M-Branes and Metastable States
Igor R. Klebanov, Silviu S. Pufu
TL;DR
This work analyzes metastable supersymmetry-breaking states in the M-theory CGLP/Stenzel background by placing p anti-M2 branes at the bottom of the warped throat, where flux induces polarization into an M5-brane wrapping an S^3 at fixed ψ. The authors derive a metastability window p/\tilde{M} \lesssim 0.054 and construct a smooth O(3)-symmetric Euclidean bounce to compute the decay rate, finding lifetimes exponentially long for small p; they also present a Type IIA reduction where anti-F1 strings puff into a D4-brane wrapping an S^3 inside the S^4, with equivalent tunneling dynamics.

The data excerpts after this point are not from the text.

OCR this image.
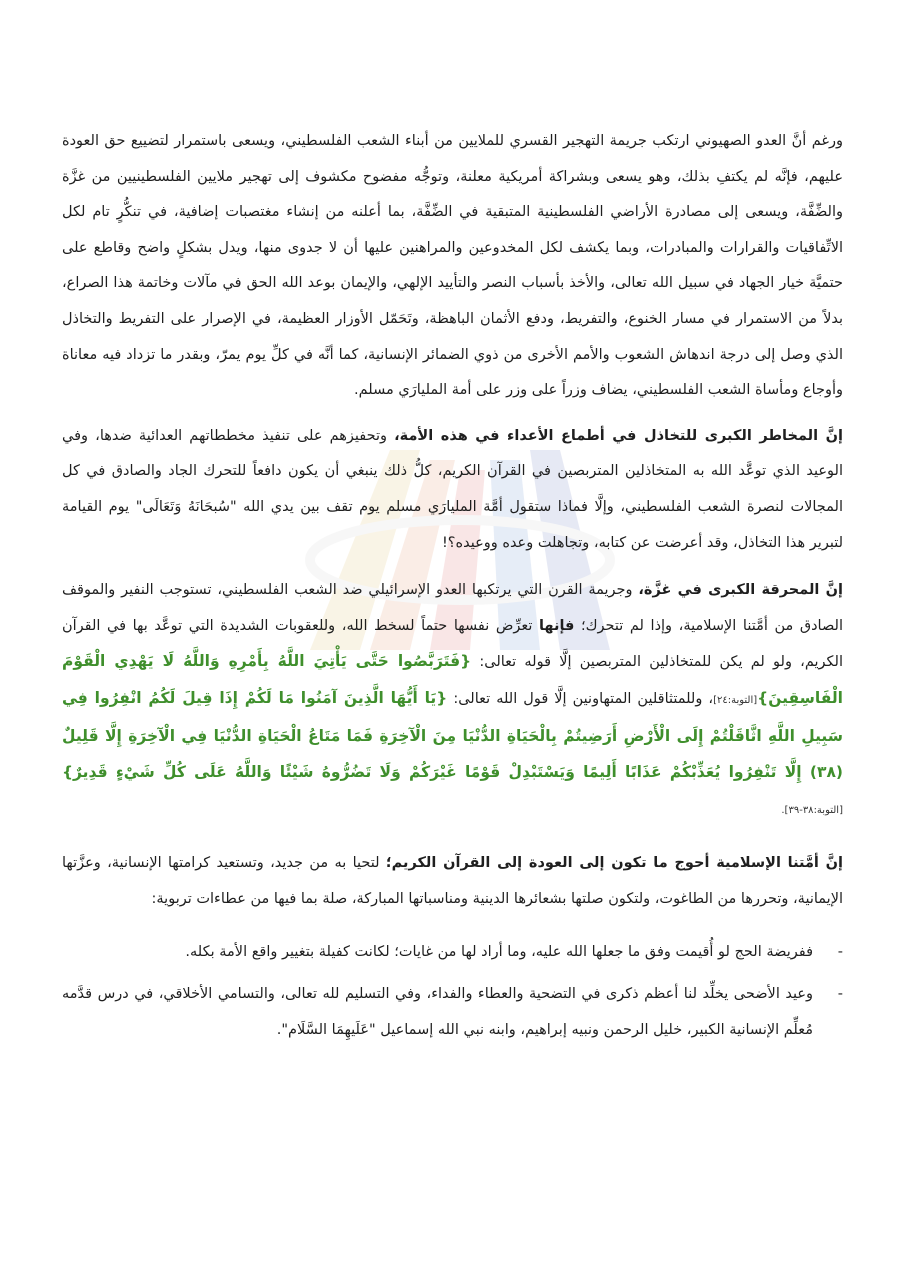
ورغم أنَّ العدو الصهيوني ارتكب جريمة التهجير القسري للملايين من أبناء الشعب الفلسطيني، ويسعى باستمرار لتضييع حق العودة عليهم، فإنَّه لم يكتفِ بذلك، وهو يسعى وبشراكة أمريكية معلنة، وتوجُّه مفضوح مكشوف إلى تهجير ملايين الفلسطينيين من غزَّة والضِّفَّة، ويسعى إلى مصادرة الأراضي الفلسطينية المتبقية في الضِّفَّة، بما أعلنه من إنشاء مغتصبات إضافية، في تنكُّرٍ تام لكل الاتِّفاقيات والقرارات والمبادرات، وبما يكشف لكل المخدوعين والمراهنين عليها أن لا جدوى منها، ويدل بشكلٍ واضح وقاطع على حتميَّة خيار الجهاد في سبيل الله تعالى، والأخذ بأسباب النصر والتأييد الإلهي، والإيمان بوعد الله الحق في مآلات وخاتمة هذا الصراع، بدلاً من الاستمرار في مسار الخنوع، والتفريط، ودفع الأثمان الباهظة، وتَحَمّل الأوزار العظيمة، في الإصرار على التفريط والتخاذل الذي وصل إلى درجة اندهاش الشعوب والأمم الأخرى من ذوي الضمائر الإنسانية، كما أنَّه في كلِّ يوم يمرّ، وبقدر ما تزداد فيه معاناة وأوجاع ومأساة الشعب الفلسطيني، يضاف وزراً على وزر على أمة المليارَي مسلم.

إنَّ المخاطر الكبرى للتخاذل في أطماع الأعداء في هذه الأمة، وتحفيزهم على تنفيذ مخططاتهم العدائية ضدها، وفي الوعيد الذي توعَّد الله به المتخاذلين المتربصين في القرآن الكريم، كلُّ ذلك ينبغي أن يكون دافعاً للتحرك الجاد والصادق في كل المجالات لنصرة الشعب الفلسطيني، وإلَّا فماذا ستقول أمَّة المليارَي مسلم يوم تقف بين يدي الله "سُبحَانَهُ وَتَعَالَى" يوم القيامة لتبرير هذا التخاذل، وقد أعرضت عن كتابه، وتجاهلت وعده ووعيده؟!

إنَّ المحرقة الكبرى في غزَّة، وجريمة القرن التي يرتكبها العدو الإسرائيلي ضد الشعب الفلسطيني، تستوجب النفير والموقف الصادق من أمَّتنا الإسلامية، وإذا لم تتحرك؛ فإنها تعرِّض نفسها حتماً لسخط الله، وللعقوبات الشديدة التي توعَّد بها في القرآن الكريم، ولو لم يكن للمتخاذلين المتربصين إلَّا قوله تعالى: {فَتَرَبَّصُوا حَتَّى يَأْتِيَ اللَّهُ بِأَمْرِهِ وَاللَّهُ لَا يَهْدِي الْقَوْمَ الْفَاسِقِينَ}[التوبة:٢٤]، وللمتثاقلين المتهاونين إلَّا قول الله تعالى: {يَا أَيُّهَا الَّذِينَ آمَنُوا مَا لَكُمْ إِذَا قِيلَ لَكُمُ انْفِرُوا فِي سَبِيلِ اللَّهِ اثَّاقَلْتُمْ إِلَى الْأَرْضِ أَرَضِيتُمْ بِالْحَيَاةِ الدُّنْيَا مِنَ الْآخِرَةِ فَمَا مَتَاعُ الْحَيَاةِ الدُّنْيَا فِي الْآخِرَةِ إِلَّا قَلِيلٌ (٣٨) إِلَّا تَنْفِرُوا يُعَذِّبْكُمْ عَذَابًا أَلِيمًا وَيَسْتَبْدِلْ قَوْمًا غَيْرَكُمْ وَلَا تَضُرُّوهُ شَيْئًا وَاللَّهُ عَلَى كُلِّ شَيْءٍ قَدِيرٌ}[التوبة:٣٨-٣٩].

إنَّ أمَّتنا الإسلامية أحوج ما تكون إلى العودة إلى القرآن الكريم؛ لتحيا به من جديد، وتستعيد كرامتها الإنسانية، وعزَّتها الإيمانية، وتحررها من الطاغوت، ولتكون صلتها بشعائرها الدينية ومناسباتها المباركة، صلة بما فيها من عطاءات تربوية:

-
ففريضة الحج لو أُقيمت وفق ما جعلها الله عليه، وما أراد لها من غايات؛ لكانت كفيلة بتغيير واقع الأمة بكله.
-
وعيد الأضحى يخلِّد لنا أعظم ذكرى في التضحية والعطاء والفداء، وفي التسليم لله تعالى، والتسامي الأخلاقي، في درس قدَّمه مُعلِّم الإنسانية الكبير، خليل الرحمن ونبيه إبراهيم، وابنه نبي الله إسماعيل "عَلَيهِمَا السَّلَام".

The results extend to the M-theory uplift, yielding an O(3) bounce with a decay exponent B ~ (4 \hat{H}_0^2 / 729) (\tilde{M}^4 / p^2) in the small-p limit, highlighting a robust, non-confining IR dynamics in the dual 2+1D N=2 theory. Overall, the paper provides a controlled holographic realization of long-lived metastable SUSY breaking via brane polarization and brane-flux annihilation, with concrete semiclassical decay rates and cross-checks between M-theory and Type IIA pictures.
Abstract
We study a supersymmetry breaking deformation of the M-theory background found in arXiv:hep-th/0012011. The supersymmetric solution is a warped product of R^{2,1} and the 8-dimensional Stenzel space, which is a higher dimensional generalization of the deformed conifold. At the bottom of the warped throat there is a 4-sphere threaded by \tilde{M} units of 4-form flux. The dual (2+1)-dimensional theory has a discrete spectrum of bound states. We add p anti-M2 branes at a point on the 4-sphere, and show that they blow up into an M5-brane wrapping a 3-sphere at a fixed azimuthal angle on the 4-sphere. This supersymmetry breaking state turns out to be metastable for p / \tilde{M} < 0.054. We find a smooth O(3)-symmetric Euclidean bounce solution in the M5-brane world volume theory that describes the decay of the false vacuum. Calculation of the Euclidean action shows that the metastable state is extremely long-lived. We also describe the corresponding metastable states and their decay in the type IIA background obtained by reduction along one of the spatial directions of R^{2,1}.